We have always believed that badger culling will be clearly proved to be scientifically unsupportable, practically unworkable and ineffective – even counter-productive – and an economic disaster. The proof is now there for all to see.
But, furthermore, we believe we have the right, after all the evidence is in, to insist that the decision to reject killing as a solution must rest on MORAL grounds. Because only when the public perception of what is no longer acceptable morally becomes clear – only then can British politics and law move on to a place in which the voices of the voiceless will be heard and will count. Only then does ALL this cruelty become forever unacceptable, and illegal, and some day cruelty itself will be eradicated from our country – our world. We ask you to make a moral judgment, which we believe is part of your brief, on whether these pilots could ever have been justifiable in terms of humaneness.

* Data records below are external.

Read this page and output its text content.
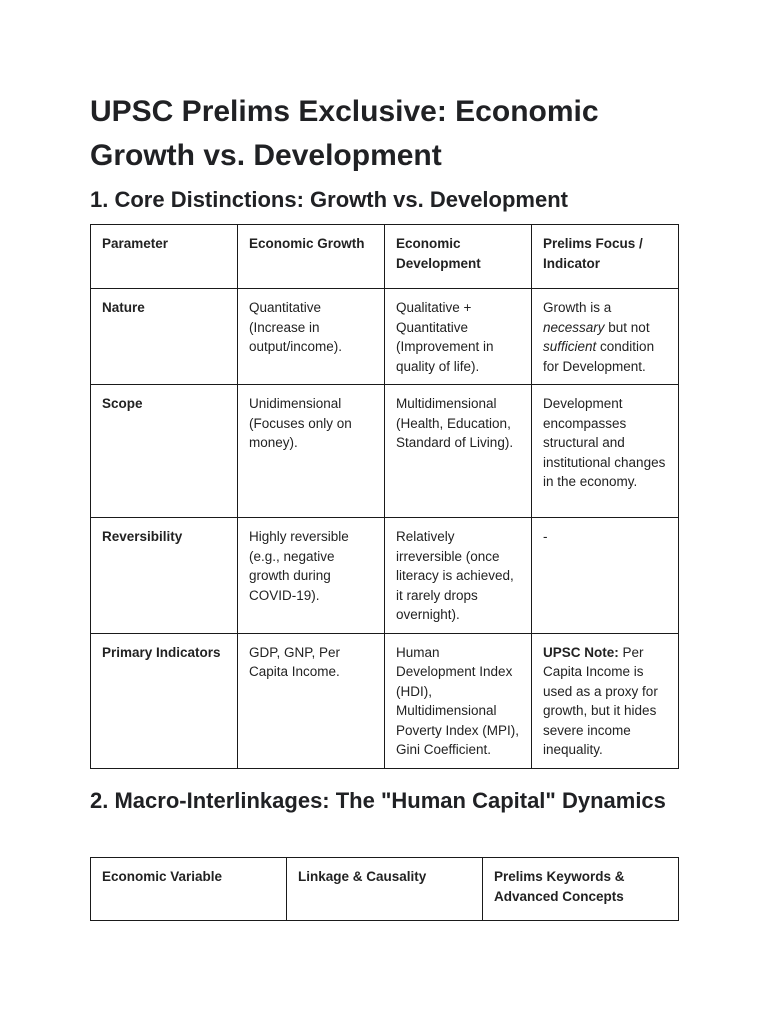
UPSC Prelims Exclusive: Economic Growth vs. Development
1. Core Distinctions: Growth vs. Development
Parameter	Economic Growth	Economic Development	Prelims Focus / Indicator
Nature	Quantitative (Increase in output/income).	Qualitative + Quantitative (Improvement in quality of life).	Growth is a necessary but not sufficient condition for Development.
Scope	Unidimensional (Focuses only on money).	Multidimensional (Health, Education, Standard of Living).	Development encompasses structural and institutional changes in the economy.
Reversibility	Highly reversible (e.g., negative growth during COVID-19).	Relatively irreversible (once literacy is achieved, it rarely drops overnight).	-
Primary Indicators	GDP, GNP, Per Capita Income.	Human Development Index (HDI), Multidimensional Poverty Index (MPI), Gini Coefficient.	UPSC Note: Per Capita Income is used as a proxy for growth, but it hides severe income inequality.
2. Macro-Interlinkages: The "Human Capital" Dynamics
Economic Variable	Linkage & Causality	Prelims Keywords & Advanced Concepts
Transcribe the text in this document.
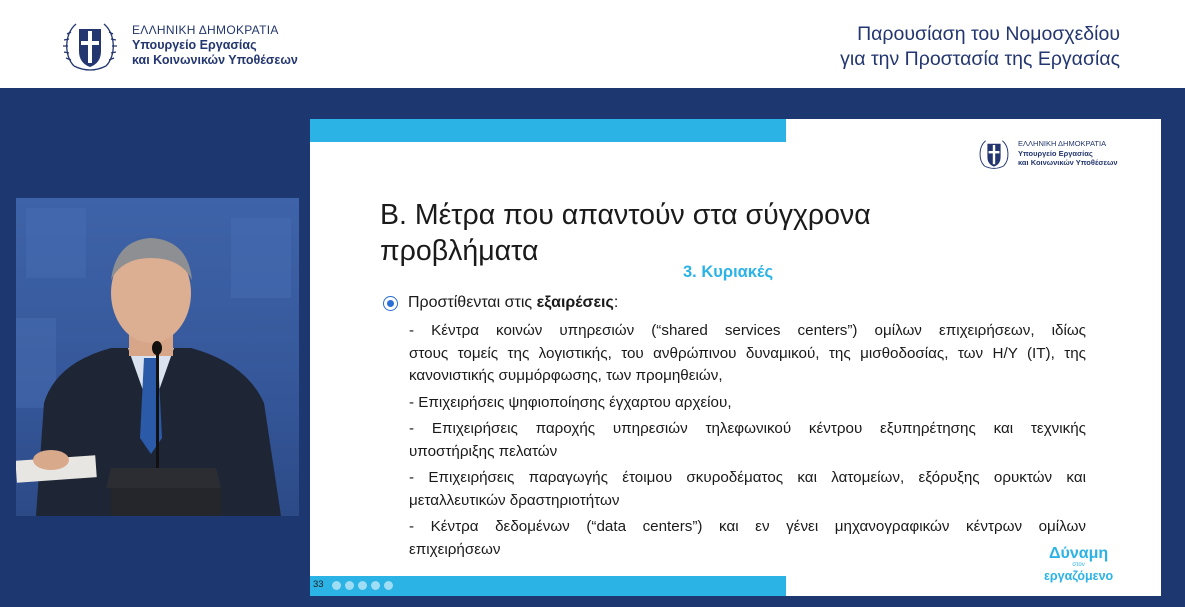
ΕΛΛΗΝΙΚΗ ΔΗΜΟΚΡΑΤΙΑ
Υπουργείο Εργασίας
και Κοινωνικών Υποθέσεων
Παρουσίαση του Νομοσχεδίου
για την Προστασία της Εργασίας
ΕΛΛΗΝΙΚΗ ΔΗΜΟΚΡΑΤΙΑ
Υπουργείο Εργασίας
και Κοινωνικών Υποθέσεων
Β. Μέτρα που απαντούν στα σύγχρονα
προβλήματα
3. Κυριακές
Προστίθενται στις εξαιρέσεις:
- Κέντρα κοινών υπηρεσιών (“shared services centers”) ομίλων επιχειρήσεων, ιδίως
στους τομείς της λογιστικής, του ανθρώπινου δυναμικού, της μισθοδοσίας, των Η/Υ (IT), της κανονιστικής συμμόρφωσης, των προμηθειών,
- Επιχειρήσεις ψηφιοποίησης έγχαρτου αρχείου,
- Επιχειρήσεις παροχής υπηρεσιών τηλεφωνικού κέντρου εξυπηρέτησης και τεχνικής
υποστήριξης πελατών
- Επιχειρήσεις παραγωγής έτοιμου σκυροδέματος και λατομείων, εξόρυξης ορυκτών και
μεταλλευτικών δραστηριοτήτων
- Κέντρα δεδομένων (“data centers”) και εν γένει μηχανογραφικών κέντρων ομίλων
επιχειρήσεων	Δύναμη
στον
εργαζόμενο
33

After Tuesday’s passionate debate, compassion is no longer a distant and unattainable dream in the UK. The edifice of the warped and wrong philosophy of badger culling is beginning to crumble. We believe a strong, courageous statement from the IEP can hasten that process, and help to bring about its long overdue demise, in favour of a policy of immediate vaccination of badgers, and, much more importantly, the prioritising of vaccination of cattle.
Many thanks.
Brian May – Save Me, and Team Badger
THE FIVE PANEL MEMBERS
Ranald Munro, a forensic pathologist and former head of pathology at the Veterinary Laboratories Agency, and former president of the World Society for Protection of Animals (WSPA)
Neville Gregory, a professor of animal welfare physiology at the Royal Veterinary College.
Piran White, a personal chair and deputy head of the Environment Department at York University,
Timothy Roper, emeritus professor at the University of Sussex and an expert in badger behaviour and
Peter Watson, executive director of the Deer Initiative and a non-executive director of Deer Management Qualifications, complete the panel.